How does this concern E/E/PE system safety professionals? Pervasive ransomware and critical-care systems is obviously a safety issue. Estimates will likely be derived of how many people died or suffered because of this WannaCry/NHS incident, although they will mostly rely on indirect inference.
In case people haven’t yet noticed, cybersecurity is the elephant in the room. I’d like to say that E/E/PE safety assessors who don’t assess systems according to the basics of cybersecurity are performing an inadequate job. But the standards to which they are assessing conformance don’t say that, as I pointed out last Thursday.
In any case, what are the “basics” of cybersecurity? In the UK, it used to be the Cyberessentials program http://www.cyberessentials.org . It was supposed to be something quick and easy for SMEs. But last October the first large UK defence supplier to qualify in the program gave me an indication of how much effort was required. It was enormous. Consider the supply-chain assurance alone, when you have over 100,000 suppliers and a chain of length at least 15 (I understood I could use such example figures). A colleague who is a one-person cybersecurity consultant took months to figure out what he needed to do and how. I don’t think that is how the program was conceived to operate.
One may well ask what the point of a Cyberessentials program is, when UK government suppliers must conform but major government-funded organisations such as the NHS do not have to do so.

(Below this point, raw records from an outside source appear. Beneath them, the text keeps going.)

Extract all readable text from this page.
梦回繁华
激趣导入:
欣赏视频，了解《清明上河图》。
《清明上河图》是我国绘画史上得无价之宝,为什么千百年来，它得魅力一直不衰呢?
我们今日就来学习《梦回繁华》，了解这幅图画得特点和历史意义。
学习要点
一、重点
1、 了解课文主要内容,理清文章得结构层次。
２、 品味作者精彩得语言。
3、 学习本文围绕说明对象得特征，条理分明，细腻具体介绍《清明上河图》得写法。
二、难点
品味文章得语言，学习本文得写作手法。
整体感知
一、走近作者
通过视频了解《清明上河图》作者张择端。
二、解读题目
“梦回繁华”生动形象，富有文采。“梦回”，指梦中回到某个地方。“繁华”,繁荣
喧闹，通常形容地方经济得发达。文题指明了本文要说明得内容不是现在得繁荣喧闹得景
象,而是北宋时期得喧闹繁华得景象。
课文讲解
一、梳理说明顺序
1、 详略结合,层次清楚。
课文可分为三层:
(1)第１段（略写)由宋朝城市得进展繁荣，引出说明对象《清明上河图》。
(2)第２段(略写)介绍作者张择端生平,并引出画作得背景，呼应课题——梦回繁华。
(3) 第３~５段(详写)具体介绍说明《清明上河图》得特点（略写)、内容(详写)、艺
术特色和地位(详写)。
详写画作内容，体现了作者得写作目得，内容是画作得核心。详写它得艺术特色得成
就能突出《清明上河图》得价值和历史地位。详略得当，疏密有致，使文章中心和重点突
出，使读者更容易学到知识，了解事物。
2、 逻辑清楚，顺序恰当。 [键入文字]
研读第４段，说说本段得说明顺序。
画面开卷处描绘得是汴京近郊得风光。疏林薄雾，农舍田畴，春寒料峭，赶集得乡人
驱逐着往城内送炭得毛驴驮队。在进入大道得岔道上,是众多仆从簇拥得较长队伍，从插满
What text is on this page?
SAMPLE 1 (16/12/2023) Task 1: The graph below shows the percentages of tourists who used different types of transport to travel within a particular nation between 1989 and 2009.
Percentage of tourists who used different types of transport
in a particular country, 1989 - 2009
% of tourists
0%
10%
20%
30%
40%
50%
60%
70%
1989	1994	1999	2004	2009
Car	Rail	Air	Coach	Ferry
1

But at least it was a program, an attempt to get everyone pervasively “clean” on the “basics”, whatever they may be. In Germany, there is guidance through the BSI, lots of it, but there has not yet been an attempt to get the ducks all in the one and same row, as in the UK. There is a general alliance, the Allianz für Cyber-Sicherheit https://www.bsi.bund.de/DE/Themen/Cyber-Sicherheit/Aktivitaeten/Allianz_fuer_Cybersicherheit/Allianz_node.html , with recommendations, but not yet a program.
It’s time for Bruce Schneier’s monthly Crypto-Gram newsletter. Schneier has been complaining regularly about the practice of government cybersecurity agencies in hoarding vulnerabilities for future use and deriving exploits for them (so-called zero-day exploits). Apparently WannaCry was one of the devices in the Shadow Brokers’ recent publication of NSA-hoarded exploits. I’m sure May’s Crypto-Gram will include an “I told you so” note.
Microsoft issued a patch for supported systems already in March. In case you haven’t heard and you come across Windows XP systems, Microsoft has published a patch now also for Windows XP.